Я развел руки, пытаясь показать огромный размах человеческой цивилизации, как если бы мои растопыренные пальцы могли охватить все планеты, все звезды и всю Тьму между ними. Валка огорченно пожала плечами и отвернулась, теребя край рубахи. Уже не в первый раз мне показалось, что она недоговаривает о чем-то важном. Я вспомнил нашу недавнюю встречу с работорговцем Энгином и заговорил снова:
– Возьмем, к примеру, кавараадов. Этнография Чемачандры – как она называется? – Я никак не мог припомнить название книги и в конце концов сдался. – Он описывает кавараадов из префектуры Маттар на Садальсууде как культуру, приблизительно соответствующую нашему бронзовому веку. Вот почему он настаивал на охраняемом статусе планеты, когда дом Родольфо заявил о своих правах на нее.
– О своих правах… – повторила Валка, с кислым видом отхлебнув вина.
– Но раса кавараадов всего на пятьдесят тысяч лет моложе нашей! – возразил я. – Уверен, вы не станете объяснять разницу только тем, что они говорят.
– На самом деле поют.
Валка выплеснула остатки вина с такой беззаботностью, что я невольно поморщился – эта бутылка стоила не меньше, чем флайер.
– У них нет губ, – сказала она, – и они двигают диафрагмой, будто кузнечными мехами, изменяя высоту звука.
Свободной рукой она надавила на воображаемую мембрану в воздухе, словно играла на волынке. Удачное сравнение для тех, кто никогда не слышал, как поют кавараады.
– Значит, вы их видели? – Я подался вперед с еще большим интересом, поскольку она затронула самое большое увлечение моей юности. – Видели кавараадов?
– Я провела целое лето на Садальсууде, – ответила Валка, сверкнув в темноте белозубой улыбкой, и потянулась к бутылке наполнить свой бокал. – Кстати, что это за вино? Довольно неплохое.
– Чистейшее буйо эрцгерцога Маркаряна. Полагаю, девятьсот шестьдесят девятого года. – Я взял у нее бутылку и развернул этикеткой к себе. – Точно!
– Маркаряна? – она удивленно округлила глаза. – Это же целое состояние!
– Лорд Дориан добыл его для меня из погребов своего отца.
Валка на миг ошеломленно застыла, и я оставил в покое огромную ценность вина. Этим вечером я рассчитывал на другой разговор.

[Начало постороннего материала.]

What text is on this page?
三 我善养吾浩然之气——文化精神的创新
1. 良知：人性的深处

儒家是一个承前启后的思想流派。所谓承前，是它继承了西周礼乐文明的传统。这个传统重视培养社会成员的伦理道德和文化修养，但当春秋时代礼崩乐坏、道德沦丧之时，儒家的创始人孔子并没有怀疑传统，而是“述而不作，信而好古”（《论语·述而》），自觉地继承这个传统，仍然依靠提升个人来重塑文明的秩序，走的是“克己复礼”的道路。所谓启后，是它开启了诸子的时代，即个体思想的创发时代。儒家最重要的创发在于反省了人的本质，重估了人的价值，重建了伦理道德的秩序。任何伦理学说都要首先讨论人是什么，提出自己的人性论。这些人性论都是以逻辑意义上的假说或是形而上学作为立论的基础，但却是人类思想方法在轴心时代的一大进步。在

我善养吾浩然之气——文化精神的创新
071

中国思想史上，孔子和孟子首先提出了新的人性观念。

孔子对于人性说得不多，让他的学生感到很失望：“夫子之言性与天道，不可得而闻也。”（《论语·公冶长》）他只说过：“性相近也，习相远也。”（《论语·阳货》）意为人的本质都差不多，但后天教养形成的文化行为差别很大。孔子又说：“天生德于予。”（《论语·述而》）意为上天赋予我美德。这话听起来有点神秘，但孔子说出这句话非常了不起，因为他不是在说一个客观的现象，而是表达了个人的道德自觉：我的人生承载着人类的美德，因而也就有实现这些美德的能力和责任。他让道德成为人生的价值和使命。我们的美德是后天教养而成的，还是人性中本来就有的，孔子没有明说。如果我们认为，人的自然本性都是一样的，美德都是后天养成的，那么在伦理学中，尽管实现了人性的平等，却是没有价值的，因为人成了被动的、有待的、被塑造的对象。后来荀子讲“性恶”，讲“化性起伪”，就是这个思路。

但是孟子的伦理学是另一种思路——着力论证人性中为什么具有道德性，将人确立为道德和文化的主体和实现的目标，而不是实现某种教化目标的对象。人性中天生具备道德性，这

– Я сказал, что это для леди.
Ее лицо помрачнело, и я поспешил добавить:
– Но не сказал: «Для доктора».
Я отвел взгляд, пряча свое смущение за длинным бокалом. Мы замолчали. Только слабое, едва слышное жужжание голопроектора Валки нарушало неловкую, напряженную тишину. Наконец мои нервы не выдержали. Возвращаясь к прерванному разговору, я спросил:
– А вы видели на Садальсууде Шагающие башни?

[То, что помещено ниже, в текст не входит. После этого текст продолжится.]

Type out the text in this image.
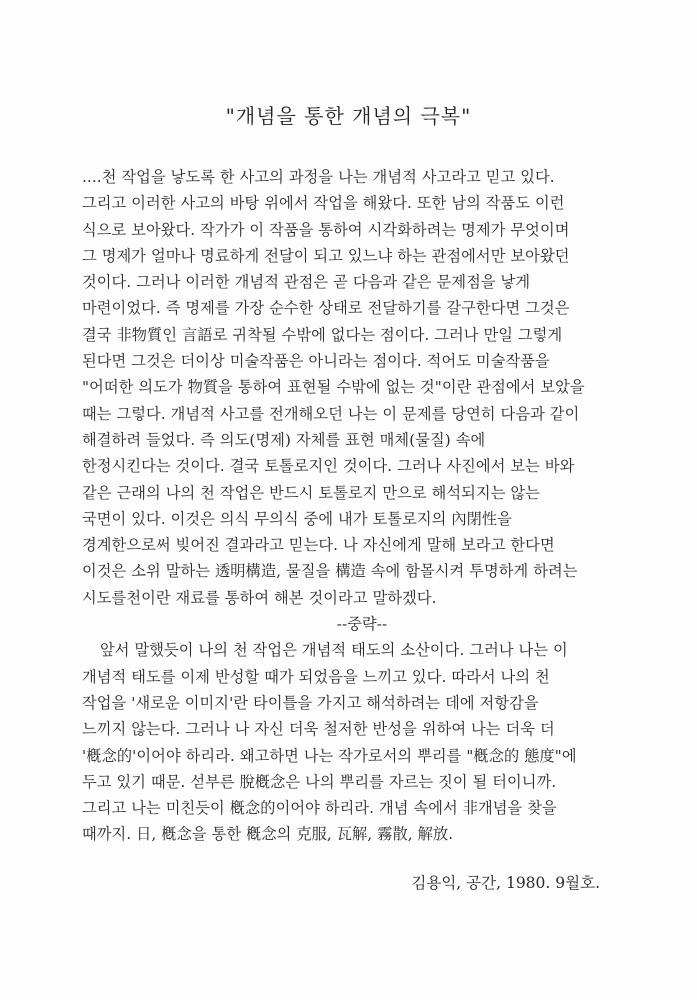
"개념을 통한 개념의 극복"
....천 작업을 낳도록 한 사고의 과정을 나는 개념적 사고라고 믿고 있다.
그리고 이러한 사고의 바탕 위에서 작업을 해왔다. 또한 남의 작품도 이런
식으로 보아왔다. 작가가 이 작품을 통하여 시각화하려는 명제가 무엇이며
그 명제가 얼마나 명료하게 전달이 되고 있느냐 하는 관점에서만 보아왔던
것이다. 그러나 이러한 개념적 관점은 곧 다음과 같은 문제점을 낳게
마련이었다. 즉 명제를 가장 순수한 상태로 전달하기를 갈구한다면 그것은
결국 非物質인 言語로 귀착될 수밖에 없다는 점이다. 그러나 만일 그렇게
된다면 그것은 더이상 미술작품은 아니라는 점이다. 적어도 미술작품을
"어떠한 의도가 物質을 통하여 표현될 수밖에 없는 것"이란 관점에서 보았을
때는 그렇다. 개념적 사고를 전개해오던 나는 이 문제를 당연히 다음과 같이
해결하려 들었다. 즉 의도(명제) 자체를 표현 매체(물질) 속에
한정시킨다는 것이다. 결국 토톨로지인 것이다. 그러나 사진에서 보는 바와
같은 근래의 나의 천 작업은 반드시 토톨로지 만으로 해석되지는 않는
국면이 있다. 이것은 의식 무의식 중에 내가 토톨로지의 內閉性을
경계한으로써 빚어진 결과라고 믿는다. 나 자신에게 말해 보라고 한다면
이것은 소위 말하는 透明構造, 물질을 構造 속에 함몰시켜 투명하게 하려는
시도를천이란 재료를 통하여 해본 것이라고 말하겠다.
--중략--
앞서 말했듯이 나의 천 작업은 개념적 태도의 소산이다. 그러나 나는 이
개념적 태도를 이제 반성할 때가 되었음을 느끼고 있다. 따라서 나의 천
작업을 '새로운 이미지'란 타이틀을 가지고 해석하려는 데에 저항감을
느끼지 않는다. 그러나 나 자신 더욱 철저한 반성을 위하여 나는 더욱 더
'槪念的'이어야 하리라. 왜고하면 나는 작가로서의 뿌리를 "槪念的 態度"에
두고 있기 때문. 섣부른 脫槪念은 나의 뿌리를 자르는 짓이 될 터이니까.
그리고 나는 미친듯이 槪念的이어야 하리라. 개념 속에서 非개념을 찾을
때까지. 日, 槪念을 통한 槪念의 克服, 瓦解, 霧散, 解放.
김용익, 공간, 1980. 9월호.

Вместо ответа она склонилась над терминалом и набрала несколько команд. Мгновением позже висевшая в воздухе голограмма исчезла, сменившись плоским изображением улыбающейся Валки, стоявшей с рюкзаком за плечами на гребне горы. За ней на соседнем горном хребте возвышался ряд черных каменных башен, словно шипы на спине дракона.
– Я путешествовала вместе с караваном из Маттара в Порт-Шилл, – она переключилась на следующее изображение с запряженными волами повозками, – не могу поверить, что вы все еще заставляете животных делать такие вещи.

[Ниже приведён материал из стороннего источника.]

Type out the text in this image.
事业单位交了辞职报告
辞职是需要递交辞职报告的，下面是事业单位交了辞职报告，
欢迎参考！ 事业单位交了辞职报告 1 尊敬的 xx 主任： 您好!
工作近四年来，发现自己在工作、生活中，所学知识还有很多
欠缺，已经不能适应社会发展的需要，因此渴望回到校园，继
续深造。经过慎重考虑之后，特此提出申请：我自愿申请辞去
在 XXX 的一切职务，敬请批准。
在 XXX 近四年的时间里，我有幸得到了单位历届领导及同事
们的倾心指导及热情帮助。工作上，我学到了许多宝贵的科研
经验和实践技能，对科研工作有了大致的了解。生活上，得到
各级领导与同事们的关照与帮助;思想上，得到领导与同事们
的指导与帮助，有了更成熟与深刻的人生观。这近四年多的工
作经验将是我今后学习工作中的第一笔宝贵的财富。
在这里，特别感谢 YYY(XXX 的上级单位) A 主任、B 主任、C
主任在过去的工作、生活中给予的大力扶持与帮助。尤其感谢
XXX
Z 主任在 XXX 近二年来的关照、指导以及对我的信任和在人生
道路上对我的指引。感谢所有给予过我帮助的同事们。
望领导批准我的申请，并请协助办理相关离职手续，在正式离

– Именно ради этого они и были одомашнены на Земле, – ответил я, не обращая внимания на ее укор. – Наверное, это было удивительное путешествие. А внутри башен вы побывали?
Я никогда не видел голограмм этих башен, а сообщения о них, которые мне доводилось читать в детстве, по большей части не заслуживали доверия.
– О нет, – сказала Валка. – Это скорее обелиски, чем башни. Кавараады перетаскивали эти огромные глыбы из долины и устанавливали вдоль хребта.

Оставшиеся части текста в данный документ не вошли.